Stronger for grains and oilseeds.
- CBOT Wheat was up 7.75c to 461.5c,
- Kansas wheat up 6.75c to 459c,
- corn up 1.75c to 354c,
- Soybean up 2.25c to 976.25c,
- Winnipeg Canola up 0.59$C to 499.2$C,
- Matif canola down -1.75€ to 371.5€.
- The Dow Jones up 56.38 to 22340.71,
- Crude Oil up US14.9c to US$52.03,
- AUD down to 0.784c,
- CAD up to 1.247c, (AUDCAD 0.978)
- EUR was down to 1.174c (AUDEUR 0.668).
Wheat was the leader today in spite of a stronger US dollar, defying technical pressure to settle US12.5 cents/bushel above its lows. Implied volatility in Dec Soft Red Winter wheat futures went out at 19.75 per cent. Global cash price strength is discouraging potential sellers, with the market revising their Russian export ideas and realising the importance of other major exporters that have significant year on year reductions in available supplies. The CBOT short is large enough now to spark caution in the event of a bullish catalyst. Today that catalyst was a lack of sellers.
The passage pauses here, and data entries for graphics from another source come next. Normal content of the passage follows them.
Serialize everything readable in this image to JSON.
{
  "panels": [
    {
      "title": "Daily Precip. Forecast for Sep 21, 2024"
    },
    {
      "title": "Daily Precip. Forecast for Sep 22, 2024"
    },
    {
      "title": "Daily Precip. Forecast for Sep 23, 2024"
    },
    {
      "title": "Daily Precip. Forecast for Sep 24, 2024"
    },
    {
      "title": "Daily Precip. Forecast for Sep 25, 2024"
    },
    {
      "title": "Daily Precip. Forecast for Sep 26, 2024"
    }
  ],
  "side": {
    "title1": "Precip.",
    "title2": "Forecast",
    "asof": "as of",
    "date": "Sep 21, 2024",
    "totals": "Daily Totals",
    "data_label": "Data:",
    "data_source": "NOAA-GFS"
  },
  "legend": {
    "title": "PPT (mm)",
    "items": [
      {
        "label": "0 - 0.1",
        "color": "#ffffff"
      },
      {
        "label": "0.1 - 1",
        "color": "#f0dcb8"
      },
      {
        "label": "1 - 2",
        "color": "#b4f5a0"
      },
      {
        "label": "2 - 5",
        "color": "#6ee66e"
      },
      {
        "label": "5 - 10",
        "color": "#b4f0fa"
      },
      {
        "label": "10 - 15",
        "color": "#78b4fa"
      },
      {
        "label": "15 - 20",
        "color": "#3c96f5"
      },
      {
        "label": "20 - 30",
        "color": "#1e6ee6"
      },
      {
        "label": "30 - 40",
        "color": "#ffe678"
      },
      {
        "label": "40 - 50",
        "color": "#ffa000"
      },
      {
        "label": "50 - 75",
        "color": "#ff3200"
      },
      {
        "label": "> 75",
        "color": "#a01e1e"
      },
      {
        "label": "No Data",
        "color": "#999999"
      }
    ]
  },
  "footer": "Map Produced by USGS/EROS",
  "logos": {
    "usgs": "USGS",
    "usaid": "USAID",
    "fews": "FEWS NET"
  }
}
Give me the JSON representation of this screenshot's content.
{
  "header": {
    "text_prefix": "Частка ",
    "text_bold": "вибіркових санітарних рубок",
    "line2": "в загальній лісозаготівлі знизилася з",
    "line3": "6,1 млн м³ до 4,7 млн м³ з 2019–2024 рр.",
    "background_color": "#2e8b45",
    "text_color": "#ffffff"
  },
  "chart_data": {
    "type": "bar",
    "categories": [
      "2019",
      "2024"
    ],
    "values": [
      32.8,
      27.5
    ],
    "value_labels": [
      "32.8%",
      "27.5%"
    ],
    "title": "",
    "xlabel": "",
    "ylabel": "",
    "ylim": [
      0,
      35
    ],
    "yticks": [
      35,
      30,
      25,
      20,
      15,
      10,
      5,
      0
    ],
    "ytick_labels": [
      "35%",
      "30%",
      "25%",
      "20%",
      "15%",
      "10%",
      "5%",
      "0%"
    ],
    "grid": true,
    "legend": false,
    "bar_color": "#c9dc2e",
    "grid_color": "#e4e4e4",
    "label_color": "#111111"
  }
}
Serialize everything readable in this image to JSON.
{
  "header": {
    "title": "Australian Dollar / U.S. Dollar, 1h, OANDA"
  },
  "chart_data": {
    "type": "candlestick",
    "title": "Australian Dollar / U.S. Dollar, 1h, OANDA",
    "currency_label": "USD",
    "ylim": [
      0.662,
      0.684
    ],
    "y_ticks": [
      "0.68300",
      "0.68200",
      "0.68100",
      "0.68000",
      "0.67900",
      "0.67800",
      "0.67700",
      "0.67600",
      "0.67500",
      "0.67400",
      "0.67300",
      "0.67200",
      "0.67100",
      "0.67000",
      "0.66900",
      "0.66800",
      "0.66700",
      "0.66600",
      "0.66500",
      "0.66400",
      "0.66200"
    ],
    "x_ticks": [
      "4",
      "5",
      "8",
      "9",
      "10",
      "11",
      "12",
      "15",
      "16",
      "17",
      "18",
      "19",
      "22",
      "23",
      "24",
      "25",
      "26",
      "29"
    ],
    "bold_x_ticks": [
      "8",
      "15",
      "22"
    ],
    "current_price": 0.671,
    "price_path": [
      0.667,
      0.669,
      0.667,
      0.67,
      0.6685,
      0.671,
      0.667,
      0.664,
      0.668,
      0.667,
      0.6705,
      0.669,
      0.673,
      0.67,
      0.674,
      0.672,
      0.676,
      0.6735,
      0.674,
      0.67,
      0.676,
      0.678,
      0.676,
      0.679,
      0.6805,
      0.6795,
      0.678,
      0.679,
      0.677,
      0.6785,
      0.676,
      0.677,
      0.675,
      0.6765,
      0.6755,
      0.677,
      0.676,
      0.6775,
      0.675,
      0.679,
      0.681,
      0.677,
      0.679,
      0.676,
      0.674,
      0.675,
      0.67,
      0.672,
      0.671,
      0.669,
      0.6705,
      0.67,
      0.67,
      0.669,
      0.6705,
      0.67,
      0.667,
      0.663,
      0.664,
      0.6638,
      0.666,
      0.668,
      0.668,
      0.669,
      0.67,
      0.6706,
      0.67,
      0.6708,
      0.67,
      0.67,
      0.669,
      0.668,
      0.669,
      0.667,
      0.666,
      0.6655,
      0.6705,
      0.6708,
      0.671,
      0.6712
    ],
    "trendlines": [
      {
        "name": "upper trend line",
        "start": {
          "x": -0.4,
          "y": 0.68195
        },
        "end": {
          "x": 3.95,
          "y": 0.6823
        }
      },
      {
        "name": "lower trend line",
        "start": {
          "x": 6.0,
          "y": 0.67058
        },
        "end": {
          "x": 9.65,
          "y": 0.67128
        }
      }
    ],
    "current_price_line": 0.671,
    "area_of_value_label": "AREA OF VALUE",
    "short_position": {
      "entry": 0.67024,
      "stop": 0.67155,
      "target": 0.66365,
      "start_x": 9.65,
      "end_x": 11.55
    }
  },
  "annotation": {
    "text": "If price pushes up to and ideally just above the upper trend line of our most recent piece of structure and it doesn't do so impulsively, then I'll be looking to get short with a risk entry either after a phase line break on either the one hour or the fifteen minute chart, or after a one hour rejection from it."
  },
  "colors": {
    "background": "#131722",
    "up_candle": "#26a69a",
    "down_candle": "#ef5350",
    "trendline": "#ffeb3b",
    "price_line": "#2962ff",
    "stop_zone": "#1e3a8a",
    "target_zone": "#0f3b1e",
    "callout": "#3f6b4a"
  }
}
Corn was a follower of wheat today, with similar price action. There is nothing new on corn, global stocks are huge, demand is not overly impressive and the structure is not large enough to warrant a short covering rally.
Canola finished with slight gains, rallying almost Can$5/t off its lows in a high volume trading session. The Unied States Environmental Protection Agency (EPA) potential revisions to ethanol production have impacted veg oil markets, which is reducing crush margins and seed demand at a national and global level. A firm decision by the EPA is not out until November.
Soybeans finished slightly higher, rallying US8 cents/bushel off their lows in a technically strong finish. Soymeal prices were stable, while soy oil was US21 cents/pound lower. A fresh daily sale of 132,000t to China was announced, which helped the market to remember the demand profile, after a quiet couple of days on the sales front. Yield results for harvest are still coming in mixed, making it difficult to confirm the final results given the amount remaining to harvest. In Argentina the Buenos Aires Grain Exchange called their new crop 54 million tonnes (Mt) vs. 57Mt last year, due to lower acres.
In Australia the moisture forecast for QLD has increased and should clip parts of northern NSW as well for 10-15mm. In the case of winter crops, it’s probably too little to late. It will top up the moisture profile and encourage sorghum planting which could see some pressure on the downs market as traders factor sorghum into second quarter 2018 feed rations. New crop basis may soften on this forecast, though our view is that consumers will treat weaker basis as a buying opportunity given the tight national supplies.